PREVIOUS PROJECTS

Perspective Perspective is a storage system designed for the home, with the decentralization and flexibility sought by home users and a new semantic filesystem construct, the view, to simplify management. A view is a semantic description of a set of files, specified as a query on file attributes, and the ID of the device on which they are stored. By examining and modifying the views associated with a device, a user can identify and control the files stored on it. This approach allows users to reason about what is stored where in the same way (semantic naming) as they navigate their digital content. Thus, in serving as their own administrators, users do not have to deal with a second data organization scheme (hierarchical naming) to perform replica management tasks, such as specifying redundancy to increase reliability and data partitioning to address device capacity exhaustion. Experiences with Perspective deployments and user studies confirm the efficacy of view-based data management. I am continuing to explore how other aspects of data management, such as file location and security can be addressed in a user comprehensible, semantic fashion.

Self-* Storage Administration is currently a large part of the total cost of ownership of enterprise storage. The Self-* Storage project focuses on designing storage systems that decrease the need for administrator work in data management. We have built a versatile brick-based storage infrastructure to support automation of various administrative tasks. My work in the project included designing and building a component to automatically choose an appropriate encoding when an object is first created in the system. I also researched methods for administrators to specify high-level policy objectives to the system, and ways to efficiently provide request-flow tracing in this kind of distributed system.

Continuous Reorganization The way data is laid out on disk has a huge impact on system performance. For this reason, researchers have proposed various heuristics to optimize for particular data access patterns. Each of these heuristics works well for some data, but may be useless or detrimental to other data. As a result, few are used in practice. To enable their safe use for data-specific layout optimization, we proposed a two-tiered system that takes a variety of heuristics and adaptively combines them using simulation and optimization methods to place each piece of data using a correct heuristic. Robustly combining heuristics proved to be difficult, providing us insight into the complexity of even relatively small automation problems, such as this one.

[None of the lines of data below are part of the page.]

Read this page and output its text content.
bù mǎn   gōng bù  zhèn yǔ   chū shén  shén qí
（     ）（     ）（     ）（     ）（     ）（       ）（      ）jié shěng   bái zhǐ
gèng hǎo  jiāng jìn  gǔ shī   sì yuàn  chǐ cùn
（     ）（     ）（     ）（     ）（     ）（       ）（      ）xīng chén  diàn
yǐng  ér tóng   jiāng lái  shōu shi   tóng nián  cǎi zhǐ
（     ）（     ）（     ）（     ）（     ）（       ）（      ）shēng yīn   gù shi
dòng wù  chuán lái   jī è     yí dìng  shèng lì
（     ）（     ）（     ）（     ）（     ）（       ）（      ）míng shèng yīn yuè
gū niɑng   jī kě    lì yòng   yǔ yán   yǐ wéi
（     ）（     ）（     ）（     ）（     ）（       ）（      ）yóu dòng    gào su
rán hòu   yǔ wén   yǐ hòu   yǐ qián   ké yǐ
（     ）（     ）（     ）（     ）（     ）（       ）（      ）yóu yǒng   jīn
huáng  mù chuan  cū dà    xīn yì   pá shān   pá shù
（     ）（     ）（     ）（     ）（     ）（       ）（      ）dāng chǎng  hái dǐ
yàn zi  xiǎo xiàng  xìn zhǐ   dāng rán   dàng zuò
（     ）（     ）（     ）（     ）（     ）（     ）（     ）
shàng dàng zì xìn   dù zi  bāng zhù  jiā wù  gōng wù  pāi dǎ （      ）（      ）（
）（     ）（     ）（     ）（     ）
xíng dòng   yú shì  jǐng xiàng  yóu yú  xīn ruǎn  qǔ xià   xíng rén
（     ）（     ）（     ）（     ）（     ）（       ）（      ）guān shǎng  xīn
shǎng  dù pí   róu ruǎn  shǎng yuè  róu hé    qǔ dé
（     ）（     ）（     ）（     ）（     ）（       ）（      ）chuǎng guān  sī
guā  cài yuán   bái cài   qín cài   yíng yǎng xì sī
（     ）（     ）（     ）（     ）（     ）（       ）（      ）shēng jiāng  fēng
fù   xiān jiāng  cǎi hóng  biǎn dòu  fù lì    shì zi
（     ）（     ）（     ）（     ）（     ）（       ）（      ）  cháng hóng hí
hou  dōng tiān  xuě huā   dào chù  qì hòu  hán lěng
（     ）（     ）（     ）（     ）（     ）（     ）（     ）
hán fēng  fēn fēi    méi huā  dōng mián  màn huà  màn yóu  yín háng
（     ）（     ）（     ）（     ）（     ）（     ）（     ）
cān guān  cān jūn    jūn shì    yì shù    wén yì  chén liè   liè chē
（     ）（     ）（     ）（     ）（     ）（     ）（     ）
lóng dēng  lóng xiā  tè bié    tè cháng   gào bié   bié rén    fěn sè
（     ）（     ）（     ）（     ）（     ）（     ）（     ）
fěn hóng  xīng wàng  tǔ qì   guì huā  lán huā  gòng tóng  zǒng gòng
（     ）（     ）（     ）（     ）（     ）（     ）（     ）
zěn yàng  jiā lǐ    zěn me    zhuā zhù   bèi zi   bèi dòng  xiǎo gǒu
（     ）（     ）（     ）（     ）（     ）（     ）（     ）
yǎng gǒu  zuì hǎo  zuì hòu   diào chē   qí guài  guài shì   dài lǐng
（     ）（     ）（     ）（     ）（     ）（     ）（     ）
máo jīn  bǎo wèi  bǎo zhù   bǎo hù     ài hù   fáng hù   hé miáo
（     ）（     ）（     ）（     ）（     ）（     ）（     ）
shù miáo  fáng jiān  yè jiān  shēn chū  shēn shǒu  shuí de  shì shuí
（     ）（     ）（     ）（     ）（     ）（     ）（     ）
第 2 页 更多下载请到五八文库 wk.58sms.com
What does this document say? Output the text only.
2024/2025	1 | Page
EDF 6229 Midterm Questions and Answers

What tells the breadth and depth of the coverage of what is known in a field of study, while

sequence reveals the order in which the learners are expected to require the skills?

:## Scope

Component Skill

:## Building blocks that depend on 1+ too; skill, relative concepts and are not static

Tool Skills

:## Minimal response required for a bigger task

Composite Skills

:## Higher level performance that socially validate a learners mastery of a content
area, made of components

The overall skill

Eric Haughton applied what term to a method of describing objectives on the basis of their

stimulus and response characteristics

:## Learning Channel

Freeblock Scheduling To perform adaptation like layout optimization, a system must be able to efficiently service background tasks. Freeblock scheduling allows a system to perform background disk operations without cost to a foreground workload, even if the disk is currently 100% busy. It obtains this extra bandwidth by scheduling background operations in the rotational latency of the disk, which would otherwise be wasted. I worked specifically on modifying background tasks, such as data migration, to work well with the freeblock system.